Two factors likely caused the relative underperformance: Texas Instruments' status as a fairly defensive stock relative to its peers, along with it being one of the leading culprits behind the global chip shortage, which caused it to miss expectations in its third-quarter earnings report.
Texas Instruments has a very long history of success, and has positioned itself as the leading global supplier of analog and embedded chips, with a market share around 20%. In general, these aren't the most cutting-edge chips made on advanced nodes. But they are absolutely crucial to producing all sorts of devices, from mobile phones to automobiles.
Based on its scale and opportunistic purchases of manufacturing plants when prices were low, Texas Instruments generates massive margins. Operating margins came in at more than 47% over the past 12 months.
With this advantage, Texas Instruments is known as a defensive haven in the somewhat cyclical semiconductor industry. So, emerging from the pandemic, it wasn't as cheap as many of its rivals. Starting from a higher valuation multiple around 30 times earnings entering 2021, it didn't leave quite as much room for upside as its peers had. In fact, its price-to-earnings ratio has come down to around 24, even as its earnings surged.
In addition, though Texas Instruments saw red-hot double-digit revenue growth in 2021, it didn't grow as much as it could have because it was supply constrained. In fact, a lot of the world's leading technology companies pointed the finger at Texas Instruments specifically for being a main culprit behind the global chip shortage this year. If an automaker or phone producer can't get TI's chips, even if they're lagging-edge chips that cost only a few dollars, it can hold up production for the entire device.

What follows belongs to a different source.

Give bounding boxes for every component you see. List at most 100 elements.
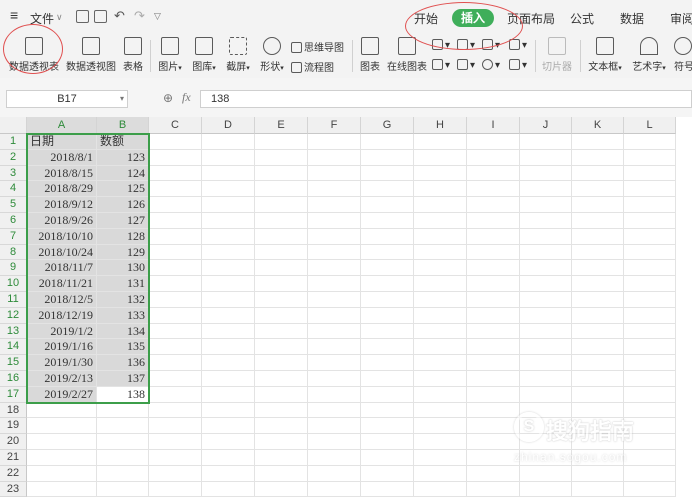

Remember that 2019 saw an industrial recession in auto and manufacturing, two main segments for Texas Instruments. In response, TI didn't invest in a lot of new capacity, and was caught off guard amid this year's boom in chip demand.
It can take one to two years to bring a new plant, or "fab," on line, and while Texas Instruments is in the process of bringing much more capacity on line, its new Texas fab likely won't be available until the middle of 2022, with another in Utah coming on line in early 2023.
Despite its 2021 underperformance, Texas Instruments remains a very attractive stock, especially for defensive investors looking for dividends and stability. Although the semiconductor space can be volatile, demand should stay strong through this year and perhaps beyond. TI's P/E ratio has now come down to a more reasonable level around 24, its dividend pays a healthy 2.6%, and earnings should grow for the foreseeable future.
TI's business is diversified, but it has made big bets on auto and industrial applications, which appear to be booming right now as cars and manufacturing plants become smarter as time goes on. That growth outlook and TI's history of shareholder returns via dividends and repurchases make it an attractive candidate to anchor any portfolio, for investors young or old.